Tasks are the unit of security challenge definition on Dreadnode. A task packages the instruction, environment, and verification rules for a challenge, but it is not itself a runtime session.

A task definition includes:

  • An instruction for the agent
  • An environment, usually defined by docker-compose.yaml
  • Service and port metadata used to expose the environment safely
  • Verification rules that determine whether the challenge is solved

Tasks are reusable. The same task definition can be run interactively, or as part of a benchmark evaluation.

Task definitions are uploaded as OCI artifacts. The platform validates the bundled task.yaml and compose files, stores the archive, and records the task as pending. The provider-specific template or image is built lazily on first execution, then reused for later runs.

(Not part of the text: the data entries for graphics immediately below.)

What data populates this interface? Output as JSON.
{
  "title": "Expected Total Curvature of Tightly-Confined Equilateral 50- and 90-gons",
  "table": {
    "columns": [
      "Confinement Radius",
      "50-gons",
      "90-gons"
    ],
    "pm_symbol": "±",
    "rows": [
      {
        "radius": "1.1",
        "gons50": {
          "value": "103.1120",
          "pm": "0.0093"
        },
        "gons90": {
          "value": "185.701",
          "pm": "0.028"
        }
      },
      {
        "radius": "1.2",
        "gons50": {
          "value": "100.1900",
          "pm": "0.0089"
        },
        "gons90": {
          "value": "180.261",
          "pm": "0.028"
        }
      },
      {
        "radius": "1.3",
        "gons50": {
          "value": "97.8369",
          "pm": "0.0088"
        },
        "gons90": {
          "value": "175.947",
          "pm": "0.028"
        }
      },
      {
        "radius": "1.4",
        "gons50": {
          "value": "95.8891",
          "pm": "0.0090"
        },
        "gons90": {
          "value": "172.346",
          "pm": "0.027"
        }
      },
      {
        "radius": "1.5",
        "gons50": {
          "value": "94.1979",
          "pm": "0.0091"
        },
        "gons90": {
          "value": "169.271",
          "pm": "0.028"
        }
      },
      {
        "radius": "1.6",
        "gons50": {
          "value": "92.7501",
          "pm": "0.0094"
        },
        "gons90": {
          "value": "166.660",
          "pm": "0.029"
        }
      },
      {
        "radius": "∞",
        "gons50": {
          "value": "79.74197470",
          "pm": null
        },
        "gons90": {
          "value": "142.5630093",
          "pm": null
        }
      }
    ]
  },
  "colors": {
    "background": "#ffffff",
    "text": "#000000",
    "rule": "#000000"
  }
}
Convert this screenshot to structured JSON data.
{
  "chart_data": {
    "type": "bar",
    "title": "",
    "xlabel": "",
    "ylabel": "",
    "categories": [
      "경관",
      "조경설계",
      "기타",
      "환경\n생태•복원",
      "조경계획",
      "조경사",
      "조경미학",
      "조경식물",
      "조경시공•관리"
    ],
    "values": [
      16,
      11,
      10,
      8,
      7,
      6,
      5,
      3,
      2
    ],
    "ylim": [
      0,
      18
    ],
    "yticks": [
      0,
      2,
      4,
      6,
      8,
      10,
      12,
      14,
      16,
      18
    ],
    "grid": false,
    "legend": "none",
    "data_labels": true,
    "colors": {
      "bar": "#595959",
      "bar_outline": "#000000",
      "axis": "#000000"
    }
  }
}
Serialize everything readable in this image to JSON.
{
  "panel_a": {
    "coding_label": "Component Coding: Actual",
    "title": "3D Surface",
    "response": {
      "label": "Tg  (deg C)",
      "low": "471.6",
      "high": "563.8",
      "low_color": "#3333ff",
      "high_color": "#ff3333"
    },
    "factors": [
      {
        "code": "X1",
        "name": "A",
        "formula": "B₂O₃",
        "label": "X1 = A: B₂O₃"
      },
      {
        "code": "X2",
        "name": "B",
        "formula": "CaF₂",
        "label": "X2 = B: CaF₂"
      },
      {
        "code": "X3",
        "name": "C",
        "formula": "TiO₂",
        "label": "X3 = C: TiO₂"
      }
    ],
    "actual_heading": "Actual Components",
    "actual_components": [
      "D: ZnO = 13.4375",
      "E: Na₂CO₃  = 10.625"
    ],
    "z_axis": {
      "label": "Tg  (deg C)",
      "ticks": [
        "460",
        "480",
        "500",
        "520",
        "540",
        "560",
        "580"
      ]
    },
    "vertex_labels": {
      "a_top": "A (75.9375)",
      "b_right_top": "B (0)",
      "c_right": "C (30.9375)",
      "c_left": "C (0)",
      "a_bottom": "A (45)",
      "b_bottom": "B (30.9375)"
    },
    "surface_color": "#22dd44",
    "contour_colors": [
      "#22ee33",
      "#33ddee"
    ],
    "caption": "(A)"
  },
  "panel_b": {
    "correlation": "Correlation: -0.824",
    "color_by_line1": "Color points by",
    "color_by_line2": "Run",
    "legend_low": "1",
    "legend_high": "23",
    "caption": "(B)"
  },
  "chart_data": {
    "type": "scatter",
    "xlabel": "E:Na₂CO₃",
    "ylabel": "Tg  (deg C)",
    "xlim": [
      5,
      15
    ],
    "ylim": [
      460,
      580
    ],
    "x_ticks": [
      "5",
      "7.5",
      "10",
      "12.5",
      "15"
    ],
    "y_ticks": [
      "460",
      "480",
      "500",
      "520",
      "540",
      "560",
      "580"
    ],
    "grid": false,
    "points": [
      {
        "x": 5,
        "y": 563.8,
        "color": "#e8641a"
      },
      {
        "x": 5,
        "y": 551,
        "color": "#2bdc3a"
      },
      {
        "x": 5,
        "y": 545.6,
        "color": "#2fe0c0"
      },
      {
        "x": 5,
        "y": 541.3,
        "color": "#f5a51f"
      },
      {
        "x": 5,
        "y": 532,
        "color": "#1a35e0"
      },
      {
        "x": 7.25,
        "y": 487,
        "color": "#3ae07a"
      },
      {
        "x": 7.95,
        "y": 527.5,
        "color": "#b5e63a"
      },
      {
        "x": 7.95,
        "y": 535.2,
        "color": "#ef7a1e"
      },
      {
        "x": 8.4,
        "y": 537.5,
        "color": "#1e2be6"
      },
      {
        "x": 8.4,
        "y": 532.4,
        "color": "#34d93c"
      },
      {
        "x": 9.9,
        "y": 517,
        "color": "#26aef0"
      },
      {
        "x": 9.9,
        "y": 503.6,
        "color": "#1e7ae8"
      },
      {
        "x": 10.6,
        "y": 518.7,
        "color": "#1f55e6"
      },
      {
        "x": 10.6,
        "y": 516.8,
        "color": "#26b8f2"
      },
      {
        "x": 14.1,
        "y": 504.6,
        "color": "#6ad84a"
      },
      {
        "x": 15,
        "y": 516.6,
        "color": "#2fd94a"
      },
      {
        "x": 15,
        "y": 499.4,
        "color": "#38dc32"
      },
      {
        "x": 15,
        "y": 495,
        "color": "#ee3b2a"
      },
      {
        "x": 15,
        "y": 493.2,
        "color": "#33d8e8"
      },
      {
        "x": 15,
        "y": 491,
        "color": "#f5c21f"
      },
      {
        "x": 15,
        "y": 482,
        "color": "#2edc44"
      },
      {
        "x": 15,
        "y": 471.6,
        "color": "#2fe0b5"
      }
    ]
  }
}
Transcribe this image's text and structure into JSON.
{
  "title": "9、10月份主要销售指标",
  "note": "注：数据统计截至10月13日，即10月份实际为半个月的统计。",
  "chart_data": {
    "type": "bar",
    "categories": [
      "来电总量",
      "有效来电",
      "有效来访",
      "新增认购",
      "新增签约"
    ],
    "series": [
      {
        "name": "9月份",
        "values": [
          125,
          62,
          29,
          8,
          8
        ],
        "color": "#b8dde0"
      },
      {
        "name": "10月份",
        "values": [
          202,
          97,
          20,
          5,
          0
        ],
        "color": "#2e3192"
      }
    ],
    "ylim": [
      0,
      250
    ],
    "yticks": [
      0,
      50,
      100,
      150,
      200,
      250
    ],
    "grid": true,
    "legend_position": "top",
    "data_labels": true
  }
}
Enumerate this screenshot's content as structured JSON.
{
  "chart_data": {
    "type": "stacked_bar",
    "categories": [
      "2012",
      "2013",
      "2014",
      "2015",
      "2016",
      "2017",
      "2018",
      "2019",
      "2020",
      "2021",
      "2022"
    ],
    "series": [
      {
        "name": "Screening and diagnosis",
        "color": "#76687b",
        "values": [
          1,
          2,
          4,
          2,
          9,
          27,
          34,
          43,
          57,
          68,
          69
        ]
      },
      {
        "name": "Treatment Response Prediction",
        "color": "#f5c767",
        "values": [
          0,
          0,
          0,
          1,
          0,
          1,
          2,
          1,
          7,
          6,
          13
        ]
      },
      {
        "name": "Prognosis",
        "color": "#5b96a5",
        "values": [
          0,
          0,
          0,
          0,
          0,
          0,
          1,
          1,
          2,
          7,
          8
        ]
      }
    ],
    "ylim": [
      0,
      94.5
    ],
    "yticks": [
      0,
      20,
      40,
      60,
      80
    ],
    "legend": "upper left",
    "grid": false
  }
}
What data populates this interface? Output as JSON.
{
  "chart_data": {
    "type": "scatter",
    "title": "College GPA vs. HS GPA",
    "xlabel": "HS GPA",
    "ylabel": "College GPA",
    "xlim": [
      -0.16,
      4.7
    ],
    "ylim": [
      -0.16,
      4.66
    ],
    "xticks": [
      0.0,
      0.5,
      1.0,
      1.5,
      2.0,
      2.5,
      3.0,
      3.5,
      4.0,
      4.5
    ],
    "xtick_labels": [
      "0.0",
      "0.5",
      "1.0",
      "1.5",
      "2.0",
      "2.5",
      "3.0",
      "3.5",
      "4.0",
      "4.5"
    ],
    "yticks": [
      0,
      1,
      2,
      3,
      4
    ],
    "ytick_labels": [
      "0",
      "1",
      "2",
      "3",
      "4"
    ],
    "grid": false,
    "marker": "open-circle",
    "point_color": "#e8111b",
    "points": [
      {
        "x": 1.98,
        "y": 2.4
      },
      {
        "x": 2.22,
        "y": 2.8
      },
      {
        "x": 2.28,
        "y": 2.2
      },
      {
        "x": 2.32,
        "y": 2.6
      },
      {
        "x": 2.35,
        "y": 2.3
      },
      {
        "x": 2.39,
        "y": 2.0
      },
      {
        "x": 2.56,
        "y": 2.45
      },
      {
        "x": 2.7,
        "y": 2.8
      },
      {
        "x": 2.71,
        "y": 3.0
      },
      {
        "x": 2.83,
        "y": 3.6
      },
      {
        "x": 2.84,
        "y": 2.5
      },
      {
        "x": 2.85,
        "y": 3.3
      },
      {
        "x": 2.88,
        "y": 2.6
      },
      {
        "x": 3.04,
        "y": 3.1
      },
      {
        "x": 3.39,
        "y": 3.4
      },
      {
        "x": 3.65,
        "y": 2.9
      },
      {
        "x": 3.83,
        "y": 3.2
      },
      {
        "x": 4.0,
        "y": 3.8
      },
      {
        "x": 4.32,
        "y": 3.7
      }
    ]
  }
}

Task API responses can include runtime-facing sandbox metadata:

  • sandbox_provider: which sandbox backend the task is prepared to run on
  • sandbox_build_id: the catalog build record associated with the task environment, once a build exists

The sandbox build record is the authoritative place to inspect build lifecycle state such as queued, building, ready, or failed. Tasks remain the source artifact; builds represent the runnable environment derived from that artifact. Newly imported OCI tasks may not have a build record yet.

For interactive solving, the API also exposes a task-instruction rendering endpoint. When a caller supplies a sandbox provider ID, the platform resolves service placeholders such as {{ web_url }} against that sandbox’s reachable URLs and returns the rendered instruction.

The tasks API supports fetching rendered instructions when you have a running sandbox. Use GET /org/{org}/tasks/{name}/instruction and pass the sandbox_id query parameter (the provider sandbox identifier) to resolve template variables like {{ service_url }} with live connection details. Without sandbox_id, the endpoint returns the raw instruction template.

Tasks do not own:

  • sandbox lifecycle
  • attempts or sessions
  • verification execution
  • benchmark orchestration
  • ZIP upload endpoints

Those concerns now live in the execution domains that reference the task definition.

For interactive work, the platform provisions a runtime. Runtimes are exposed through the workspace-scoped runtimes API, while the underlying runtime records remain visible in the sandboxes inventory.

For judged and repeatable runs, the platform creates an evaluation. Each evaluation item combines the task environment with a runtime sandbox, runs the agent inside that runtime, and then executes the task’s verification rules. If the task has never been built for the active sandbox provider, the first run triggers that build before the environment sandbox is provisioned.

Verification remains part of the task definition. The task defines what success means, but the execution domain performs the actual verification step.